Comment expliquez-vous l’accueil bienveillant réservé, la semaine dernière, à Marine Le Pen par les salariés de Whirlpool ?
Quand on est dans le désespoir, le désarroi face à un drame social, on peut s’égarer et, malheureusement sur de mauvais chemins. Qui plus est avec un parti comme le FN, qui sait très bien organiser les coups médiatiques. Elle ne serait d’ailleurs jamais venue à Whirlpool si Macron n’avait pas prévu de s’y rendre. Il y a cependant besoin de discuter avec les camarades de la CGT Whirlpool sur des alternatives et ne pas tomber dans ce piège qu’a tendu le FN aux salariés et aux syndicalistes du site. Et il n’y a pas que chez Whirlpool, malheureusement. Si on reprend la carte d’influence du FN, il y a les zones rurales, où les gens ont l’impression d’être abandonnés, mais aussi les déserts industriels.
Vous opposerez-vous à la réforme du droit du travail qu’envisage Macron ?
Je vous disais qu’il faut tirer l’enseignement des années passées. Donc si Emmanuel Macron veut aller plus loin dans la déréglementation du code du travail, y compris avec des méthodes similaires à la première loi travail pour faire valider le texte, ça ne passera pas comme une lettre à la poste… On donnera notre avis sur le sujet et ce sera ensuite aux salariés de décider.
Il propose aussi une baisse des cotisations salariales afin d’augmenter le pouvoir d’achat, ça ne vous convient pas ?
Non, car les cotisations sociales sont ce qu’il y a de plus égalitaire. Elles garantissent la solidarité nationale. Or le programme d’Emmanuel Macron s’oriente clairement vers une protection à plusieurs vitesses. Ce qu’on gagnera donc en pouvoir d’achat avec les baisses de cotisations sera perdu chez le médecin, à l’hôpital ou à la pharmacie, parce qu’il faudra bien que quelqu’un finance le système. Il faut au contraire revenir à une vraie Sécurité sociale, où chacun paye proportionnellement à ses revenus. Les salariés, mais aussi les entreprises, qui bénéficient le plus d’exonérations aujourd’hui.

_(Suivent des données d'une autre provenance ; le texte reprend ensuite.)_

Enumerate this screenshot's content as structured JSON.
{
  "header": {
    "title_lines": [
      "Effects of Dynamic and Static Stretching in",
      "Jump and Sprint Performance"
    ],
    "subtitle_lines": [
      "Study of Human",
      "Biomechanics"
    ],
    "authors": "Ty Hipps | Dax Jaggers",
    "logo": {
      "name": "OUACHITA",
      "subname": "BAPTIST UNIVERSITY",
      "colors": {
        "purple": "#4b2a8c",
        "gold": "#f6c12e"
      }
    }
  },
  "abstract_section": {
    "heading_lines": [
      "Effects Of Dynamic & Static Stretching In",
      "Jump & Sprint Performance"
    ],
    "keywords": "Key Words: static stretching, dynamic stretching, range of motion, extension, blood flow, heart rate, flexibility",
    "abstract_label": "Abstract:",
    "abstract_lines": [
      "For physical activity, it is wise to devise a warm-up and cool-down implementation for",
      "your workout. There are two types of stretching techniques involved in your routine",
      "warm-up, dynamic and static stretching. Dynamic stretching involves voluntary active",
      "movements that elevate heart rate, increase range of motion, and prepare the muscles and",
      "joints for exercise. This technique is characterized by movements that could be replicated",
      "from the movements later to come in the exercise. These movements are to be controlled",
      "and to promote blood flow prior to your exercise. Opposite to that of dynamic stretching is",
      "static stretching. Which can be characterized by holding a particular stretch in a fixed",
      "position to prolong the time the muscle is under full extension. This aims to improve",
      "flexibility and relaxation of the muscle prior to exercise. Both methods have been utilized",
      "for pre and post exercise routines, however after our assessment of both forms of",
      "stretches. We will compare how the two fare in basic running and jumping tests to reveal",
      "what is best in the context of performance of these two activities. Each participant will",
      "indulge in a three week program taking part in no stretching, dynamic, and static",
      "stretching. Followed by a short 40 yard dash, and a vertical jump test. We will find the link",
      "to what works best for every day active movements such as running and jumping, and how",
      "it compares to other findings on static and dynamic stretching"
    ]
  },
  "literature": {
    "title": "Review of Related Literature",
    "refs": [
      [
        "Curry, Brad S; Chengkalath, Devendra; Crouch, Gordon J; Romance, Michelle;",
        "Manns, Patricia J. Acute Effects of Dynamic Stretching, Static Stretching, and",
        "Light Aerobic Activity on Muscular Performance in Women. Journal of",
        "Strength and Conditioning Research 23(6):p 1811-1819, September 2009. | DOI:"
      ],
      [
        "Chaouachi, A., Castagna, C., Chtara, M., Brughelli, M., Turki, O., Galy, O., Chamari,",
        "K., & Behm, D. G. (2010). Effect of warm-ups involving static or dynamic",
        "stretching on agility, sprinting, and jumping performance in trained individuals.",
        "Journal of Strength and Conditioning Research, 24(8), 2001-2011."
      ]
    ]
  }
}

Et un droit universel au chômage, ce n’est pas une bonne idée ?
Si, mais à condition qu’on ne prenne pas des droits à certains pour en ouvrir à d’autres. Si on indemnise les chômeurs à un niveau moindre ou moins longtemps pour répartir l’enveloppe actuelle avec les indépendants ou les salariés démissionnaires, ça revient à partager la misère.
Et parmi les propositions de Marine Le Pen ?
Il n’y a rien de bon dans son programme, qui est l’inverse de ce que propose la CGT. Derrière un discours en apparence proche des salariés, elle ne remet jamais en cause le capital. Son protectionnisme, qui consiste à dresser des murs autour de la France, épargne la responsabilité des entreprises dans le dumping social. Elle oppose les travailleurs entre eux, alors que la solution est d’élever les droits de tous les salariés dans le monde. Nous proposons par exemple d’écarter des marchés publics les entreprises qui ne respectent pas les droits sociaux. Ça, c’est du protectionnisme social. L’arrière-boutique du FN reste celle d’un parti libéral.
Mais sur les 35 heures, les accords de branche…
Nous défendons d’abord le code du travail, socle minimum commun à tous les salariés, que l’on veut le plus haut possible. Le FN, lui, n’en parle jamais. Il veut supprimer la loi El Khomri. Nous allons plus loin en réclamant un autre code du travail, plus favorable aux salariés.